Pomimo doniesień medialnych, Brahim Diaz nie otrzymał powołania na marcowe reprezentacji Maroka. Selekcjoner czwartej drużyny świata, Walid Regragui, skomentował to następująco: "Pojechałem do Mediolanu, żeby spotkać się z Brahimem Diazem. Ma podwójne obywatelstwo i szczerze porozmawialiśmy, był uczciwy. Nie ma żadnych negocjacji, ale poprosił o czas do namysłu, aby zadecydować między nami a Hiszpanią. Kocha Maroko, ale to będzie jego decyzja".
O ile zostanie w co wątpię, to dla nas lepiej, żeby grał dla Hiszpanii. Realnie patrząc to nawet w reprezentacji Maroko nie ma pewnego miejsca w pierwszym składzie, w La Furia Roja jest pewnie w drugiej dziesiątce na swoją pozycję.
Przez czas gry w Milanie jeszcze nie pokazał stabilności, to jego największy mankament.
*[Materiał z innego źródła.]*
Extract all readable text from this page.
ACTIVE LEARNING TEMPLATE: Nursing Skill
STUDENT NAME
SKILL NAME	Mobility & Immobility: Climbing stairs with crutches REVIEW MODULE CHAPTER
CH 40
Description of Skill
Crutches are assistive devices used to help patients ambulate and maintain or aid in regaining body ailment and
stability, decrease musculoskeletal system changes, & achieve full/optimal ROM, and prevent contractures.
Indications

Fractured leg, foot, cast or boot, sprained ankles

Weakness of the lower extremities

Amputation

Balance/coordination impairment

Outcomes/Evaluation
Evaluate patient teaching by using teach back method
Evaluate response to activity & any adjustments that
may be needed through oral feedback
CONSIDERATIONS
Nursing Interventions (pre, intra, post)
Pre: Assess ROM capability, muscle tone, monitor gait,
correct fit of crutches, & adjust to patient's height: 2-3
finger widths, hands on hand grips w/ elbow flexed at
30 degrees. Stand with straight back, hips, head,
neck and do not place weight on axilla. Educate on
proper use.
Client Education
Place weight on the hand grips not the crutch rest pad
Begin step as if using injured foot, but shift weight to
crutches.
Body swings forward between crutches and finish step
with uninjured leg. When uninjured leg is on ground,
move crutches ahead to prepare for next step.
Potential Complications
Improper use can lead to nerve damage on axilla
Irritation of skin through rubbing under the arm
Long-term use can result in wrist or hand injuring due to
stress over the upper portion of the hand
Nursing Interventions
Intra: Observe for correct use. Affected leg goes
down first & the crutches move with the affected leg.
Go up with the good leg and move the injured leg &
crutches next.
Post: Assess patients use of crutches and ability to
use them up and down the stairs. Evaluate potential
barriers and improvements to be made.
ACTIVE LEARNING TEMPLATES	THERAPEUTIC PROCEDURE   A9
Najpierw z hukiem rezygnacja z Hiszpanii i miłość do Maroka, a teraz musi pomyśleć :)
Polska czeka :)
Jeśli Real Madryt lub inny topowy klub oferuje im kontrakt , który ustawi ich na życie to się im nie dziwie, że go nie odrzucają. Osobna kwestia, że w takiej sytuacji zazwyczaj są naciski ze strony agentów, którzy chcą kasę na tu i teraz.